La voz de su madre de nuevo, hablando como si estuviera en la habitación. Olivia se estremeció como si un fantasma le hubiese rozado la piel. Olivia quería a su hermana, pero cuando murió, esta se había convertido en una santa a ojos de su madre. Perfecta. Un ángel.

Y Olivia… no lo era.

—Señora Davidson —dijo Olivia con firmeza—. ¿Dónde están sus otros hijos?

La apenada madre parpadeó.

—¿Qué importa eso ahora?

—¿Sabe dónde están?

—Por supuesto que lo sé. Están arriba.

—¿Está segura?

—Agente St. Martin, creo… —Zack intentó interrumpir, pero Olivia lo ignoró.

—¿Le importa acaso dónde están? ¿Está tan inmersa en su dolor que no puede ver que hay dos niños que siguen necesitándola?

—Le garantizo, señorita St. Martin, que en lo único que pensamos es en Michelle. En este momento, la que importa es Michelle. Debería estar buscando a su asesino, ¡en lugar de acusarme de ser una mala madre!
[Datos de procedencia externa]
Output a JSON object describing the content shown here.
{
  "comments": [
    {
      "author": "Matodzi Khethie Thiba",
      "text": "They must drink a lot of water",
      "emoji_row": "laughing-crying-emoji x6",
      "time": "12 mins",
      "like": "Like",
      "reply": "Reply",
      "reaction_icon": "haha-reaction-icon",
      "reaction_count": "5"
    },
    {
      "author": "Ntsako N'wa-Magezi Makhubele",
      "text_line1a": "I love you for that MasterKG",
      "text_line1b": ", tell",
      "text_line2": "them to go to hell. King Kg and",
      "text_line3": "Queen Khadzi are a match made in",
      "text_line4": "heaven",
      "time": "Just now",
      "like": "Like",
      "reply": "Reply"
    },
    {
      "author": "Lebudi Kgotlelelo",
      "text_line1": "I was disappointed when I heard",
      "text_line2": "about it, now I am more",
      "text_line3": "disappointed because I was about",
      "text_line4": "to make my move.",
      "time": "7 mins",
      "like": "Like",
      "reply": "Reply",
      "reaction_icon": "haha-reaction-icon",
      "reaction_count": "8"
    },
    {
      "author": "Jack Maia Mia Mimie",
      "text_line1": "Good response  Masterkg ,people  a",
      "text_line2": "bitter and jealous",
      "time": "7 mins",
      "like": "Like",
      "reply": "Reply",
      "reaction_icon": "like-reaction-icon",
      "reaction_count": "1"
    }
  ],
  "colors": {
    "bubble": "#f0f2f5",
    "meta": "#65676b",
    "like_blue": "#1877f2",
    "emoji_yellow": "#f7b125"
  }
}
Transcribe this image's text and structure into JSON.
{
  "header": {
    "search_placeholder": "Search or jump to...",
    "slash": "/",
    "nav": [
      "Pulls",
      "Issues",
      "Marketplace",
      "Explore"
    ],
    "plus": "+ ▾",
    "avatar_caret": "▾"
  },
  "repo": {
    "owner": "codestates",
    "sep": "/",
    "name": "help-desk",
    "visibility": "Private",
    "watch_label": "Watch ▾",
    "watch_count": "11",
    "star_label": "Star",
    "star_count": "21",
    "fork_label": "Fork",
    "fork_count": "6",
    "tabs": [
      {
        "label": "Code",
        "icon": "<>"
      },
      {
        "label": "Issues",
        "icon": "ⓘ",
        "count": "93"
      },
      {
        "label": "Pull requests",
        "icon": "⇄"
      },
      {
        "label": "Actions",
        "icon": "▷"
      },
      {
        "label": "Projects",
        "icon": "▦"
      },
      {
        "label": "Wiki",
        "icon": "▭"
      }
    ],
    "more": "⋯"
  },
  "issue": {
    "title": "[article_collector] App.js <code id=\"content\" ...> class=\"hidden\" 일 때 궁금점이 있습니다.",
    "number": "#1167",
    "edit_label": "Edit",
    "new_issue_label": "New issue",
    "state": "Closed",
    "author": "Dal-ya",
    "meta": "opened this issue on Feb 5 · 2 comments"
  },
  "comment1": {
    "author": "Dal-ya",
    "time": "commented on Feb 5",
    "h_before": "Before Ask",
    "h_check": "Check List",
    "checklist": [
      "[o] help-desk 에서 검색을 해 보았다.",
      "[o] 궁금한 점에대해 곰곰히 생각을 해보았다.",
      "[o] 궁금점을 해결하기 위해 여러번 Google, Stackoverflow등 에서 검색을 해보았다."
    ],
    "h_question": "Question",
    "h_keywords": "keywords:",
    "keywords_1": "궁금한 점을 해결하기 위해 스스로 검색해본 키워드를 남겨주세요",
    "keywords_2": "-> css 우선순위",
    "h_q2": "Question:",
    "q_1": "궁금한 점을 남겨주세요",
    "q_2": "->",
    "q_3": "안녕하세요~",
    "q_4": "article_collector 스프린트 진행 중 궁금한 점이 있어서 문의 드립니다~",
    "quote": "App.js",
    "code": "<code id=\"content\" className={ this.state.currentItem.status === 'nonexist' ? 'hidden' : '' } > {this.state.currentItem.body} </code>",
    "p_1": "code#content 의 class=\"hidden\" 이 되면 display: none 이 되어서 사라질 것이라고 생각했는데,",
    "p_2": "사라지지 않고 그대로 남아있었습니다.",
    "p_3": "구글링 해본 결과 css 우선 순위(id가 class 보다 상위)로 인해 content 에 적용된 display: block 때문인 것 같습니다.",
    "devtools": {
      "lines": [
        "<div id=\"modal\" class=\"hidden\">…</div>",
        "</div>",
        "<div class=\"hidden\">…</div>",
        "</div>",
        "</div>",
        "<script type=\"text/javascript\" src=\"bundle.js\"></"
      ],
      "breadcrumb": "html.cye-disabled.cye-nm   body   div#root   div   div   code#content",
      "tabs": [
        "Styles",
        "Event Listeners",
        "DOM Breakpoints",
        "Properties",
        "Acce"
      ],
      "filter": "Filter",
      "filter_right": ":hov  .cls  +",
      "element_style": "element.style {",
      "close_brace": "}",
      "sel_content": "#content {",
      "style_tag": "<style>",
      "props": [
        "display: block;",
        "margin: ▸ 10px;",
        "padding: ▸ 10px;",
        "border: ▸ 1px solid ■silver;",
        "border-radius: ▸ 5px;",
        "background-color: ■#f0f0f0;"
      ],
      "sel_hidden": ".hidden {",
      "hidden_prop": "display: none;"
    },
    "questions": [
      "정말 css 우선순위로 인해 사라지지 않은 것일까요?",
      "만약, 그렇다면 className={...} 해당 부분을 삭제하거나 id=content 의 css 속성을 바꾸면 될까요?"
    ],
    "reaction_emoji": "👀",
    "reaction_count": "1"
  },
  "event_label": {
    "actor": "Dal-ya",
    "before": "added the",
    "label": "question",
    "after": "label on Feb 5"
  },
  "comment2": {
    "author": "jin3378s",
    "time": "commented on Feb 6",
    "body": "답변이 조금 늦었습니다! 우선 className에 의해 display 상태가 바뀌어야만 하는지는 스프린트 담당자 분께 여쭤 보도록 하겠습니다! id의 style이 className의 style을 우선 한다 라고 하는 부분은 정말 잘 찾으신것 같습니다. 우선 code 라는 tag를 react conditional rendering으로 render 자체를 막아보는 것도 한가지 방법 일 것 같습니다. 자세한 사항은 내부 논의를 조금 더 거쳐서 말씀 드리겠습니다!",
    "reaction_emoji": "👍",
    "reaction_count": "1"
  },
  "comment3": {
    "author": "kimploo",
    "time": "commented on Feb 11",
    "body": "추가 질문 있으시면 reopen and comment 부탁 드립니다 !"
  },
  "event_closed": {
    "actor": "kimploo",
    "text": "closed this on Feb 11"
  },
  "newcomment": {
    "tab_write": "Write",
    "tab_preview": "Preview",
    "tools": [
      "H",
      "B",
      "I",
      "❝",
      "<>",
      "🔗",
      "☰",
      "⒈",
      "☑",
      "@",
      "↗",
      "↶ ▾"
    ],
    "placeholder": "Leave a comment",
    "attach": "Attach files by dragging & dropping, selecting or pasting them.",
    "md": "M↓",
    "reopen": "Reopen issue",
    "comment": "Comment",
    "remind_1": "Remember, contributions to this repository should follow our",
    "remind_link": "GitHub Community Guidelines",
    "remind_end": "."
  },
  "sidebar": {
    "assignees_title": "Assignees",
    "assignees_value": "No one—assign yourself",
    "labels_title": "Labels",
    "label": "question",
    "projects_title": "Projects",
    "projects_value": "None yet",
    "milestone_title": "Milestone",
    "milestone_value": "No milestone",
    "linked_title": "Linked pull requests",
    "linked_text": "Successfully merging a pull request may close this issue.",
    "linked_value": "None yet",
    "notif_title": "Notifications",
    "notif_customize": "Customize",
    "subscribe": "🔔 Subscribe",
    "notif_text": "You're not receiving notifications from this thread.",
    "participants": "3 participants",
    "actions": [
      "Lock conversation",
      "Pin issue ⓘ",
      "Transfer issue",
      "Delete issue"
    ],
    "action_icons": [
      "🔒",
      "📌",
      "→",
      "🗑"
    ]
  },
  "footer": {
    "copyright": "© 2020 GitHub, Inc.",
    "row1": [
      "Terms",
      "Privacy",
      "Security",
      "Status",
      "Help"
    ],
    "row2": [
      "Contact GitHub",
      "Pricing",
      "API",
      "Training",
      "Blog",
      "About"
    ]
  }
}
—Deje que nosotros nos preocupemos de encontrar a su asesino. Usted tiene dos hijos que necesitan que sea usted una madre, y no que se encierre en su dolor. Lamento muchísimo lo que le ha ocurrido a Michelle, pero Amanda y Peter siguen vivos y la necesitan más que nunca.

—¡Cómo se atreve!

—Discúlpenos, señora Davidson. —Zack agarró a Olivia por el brazo. Ella estaba temblando. Había ido demasiado lejos. Lo sabía, pero no podía parar.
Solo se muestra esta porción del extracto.